The pending banns hang over Catherine’s daily existence. Her domestic education is managed by her loving but conventional mother, now pregnant herself, but Catherine finds the tasks of managing a household achingly dull. Over the year of the book, she shares adventures as well as the mundane–the arrival of a performing troupe and the rescue of a bear; her mother’s prolonged labor and near death; the daily ritual of killing fleas. She gets some spiritual relief with the arrival of George, her favorite uncle, returned home from the Crusades. George is her ideal, but George is poor and hence limited in his choices. He loves Catherine’s childhood friend, but makes a beneficial match of his own to a wealthy but peculiar older woman. Though George’s new wife is sweet despite her strange behavior, the idealistic Catherine is confused. Are all marriages disappointments?

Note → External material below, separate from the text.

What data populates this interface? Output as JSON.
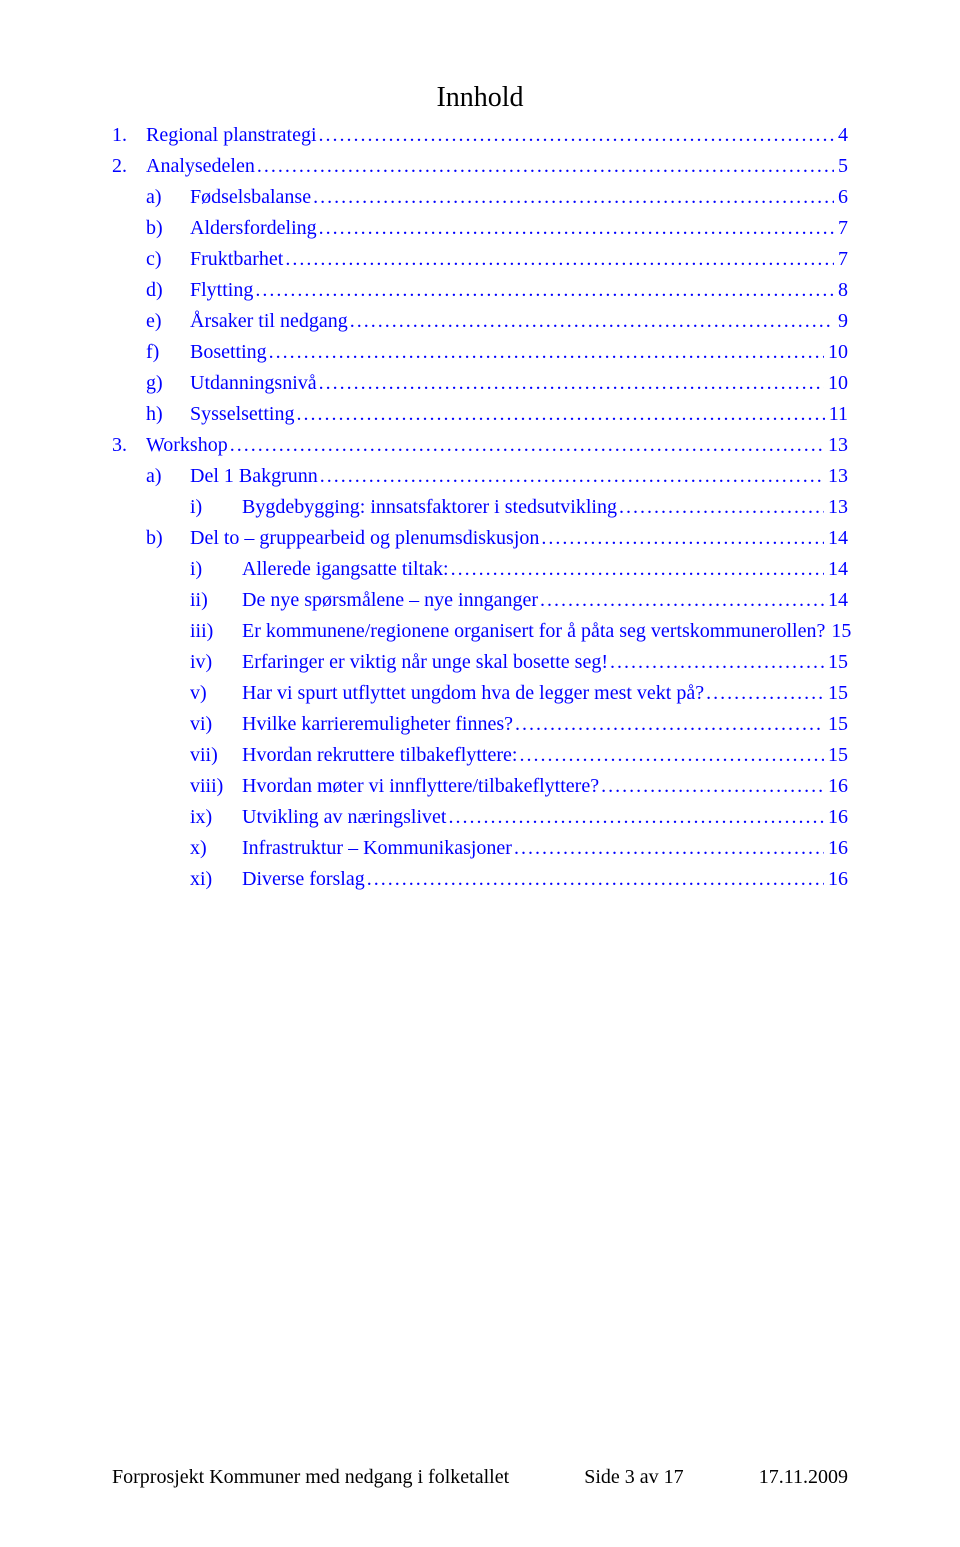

Why is Catherine, Called Birdy a good read for women? The book, awarded the Newbery Medal for excellence in writing for children, is presented in the epistolary style, so Catherine’s diary entries come from her pen to the reader’s heart. In modern terms, it could be said that Karen Cushman’s young heroine is seeking agency—the capacity a human being has for making choices. Agency was not awarded to the young daughters of minor English noblemen in the Middle Ages, and so Catherine’s wish for independence is dependent on the men who control her. The idea that this intelligent girl, so observant and eager to learn about the world, would be doomed to marry an old man with dreadful manners, little compassion, and no need for learning, is a chilling prospect. Catherine is smart enough to find a possible way out, but that requires luck–and help from unexpected sources.